The Norwegian government has stepped in Tuesday evening and ended a strike, which led three Norwegian oil fields to temporarily close.
Thus, the strike lasted for less than 24 hours, writes news agency NTB.
The brief strike resulted in the closures of oil fields Gudrun, Oseberg Syd and Oseberg Øst.
”It hasn’t been possible for the parties to find a solution. I have therefore suggested a pay review committee. The announced escalation is critical in the current situation,” says Minister of Labor Marte Mjøs Persen from the Labor Party, referring to the energy crisis and the war in Ukraine.
Generally, the parties themselves must agree on a solution to the conflict. But the government contends that the strike would lead to ”major societal consequences for all of Europe.”
According to Persen, trade union Lederne, the Norwegian Organization of Managers and Executives, has stated that the workers must end the strike and return to work as quickly as possible.
Lederne selected 74 members to strike.
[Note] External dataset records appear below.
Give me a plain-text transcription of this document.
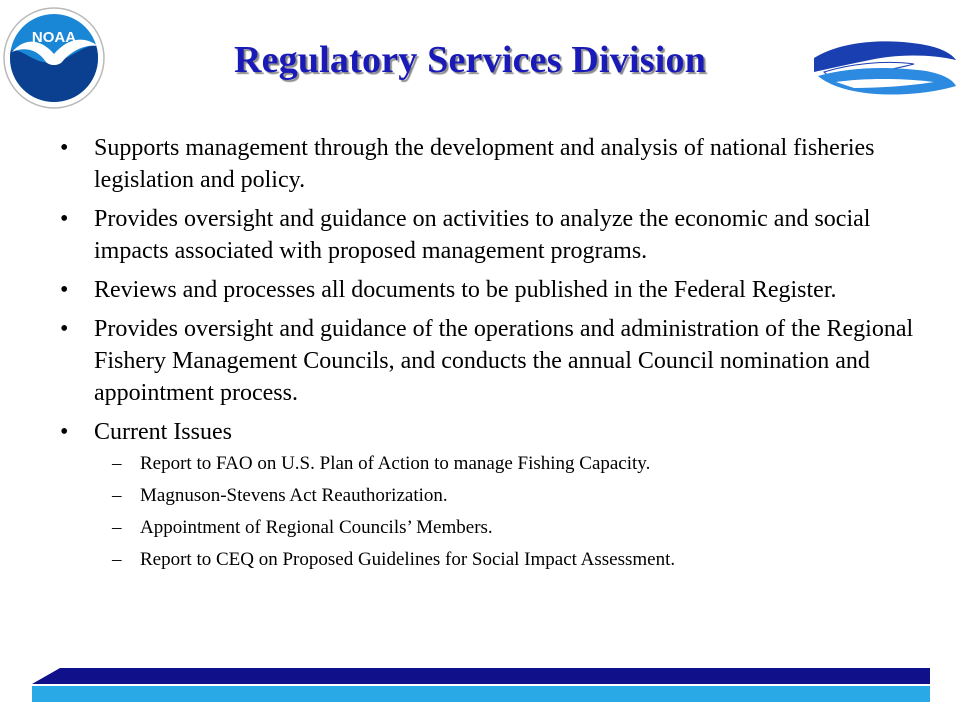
NOAA
Regulatory Services Division
• Supports management through the development and analysis of national fisheries legislation and policy.
• Provides oversight and guidance on activities to analyze the economic and social impacts associated with proposed management programs.
• Reviews and processes all documents to be published in the Federal Register.
• Provides oversight and guidance of the operations and administration of the Regional Fishery Management Councils, and conducts the annual Council nomination and appointment process.
• Current Issues
– Report to FAO on U.S. Plan of Action to manage Fishing Capacity.
– Magnuson-Stevens Act Reauthorization.
– Appointment of Regional Councils’ Members.
– Report to CEQ on Proposed Guidelines for Social Impact Assessment.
This led to the closures of the oil fields.
Wednesday and Saturday, the strike was planned to escalate, resulting in 382 members going on strike. That would have cost NOK 1.8m (EUR 174,000) per day.
That would also mean that Norway’s daily gas exports would at least be halved. This has already entailed a decrease in production by several thousand barrels of oil equivalent.
The strike came at a time with high oil and gas prices, with natural gas flow to Europe being choked due to limited supplies from Russia.
Tuesday’s development has led to the highest gas prices in Europe in four months.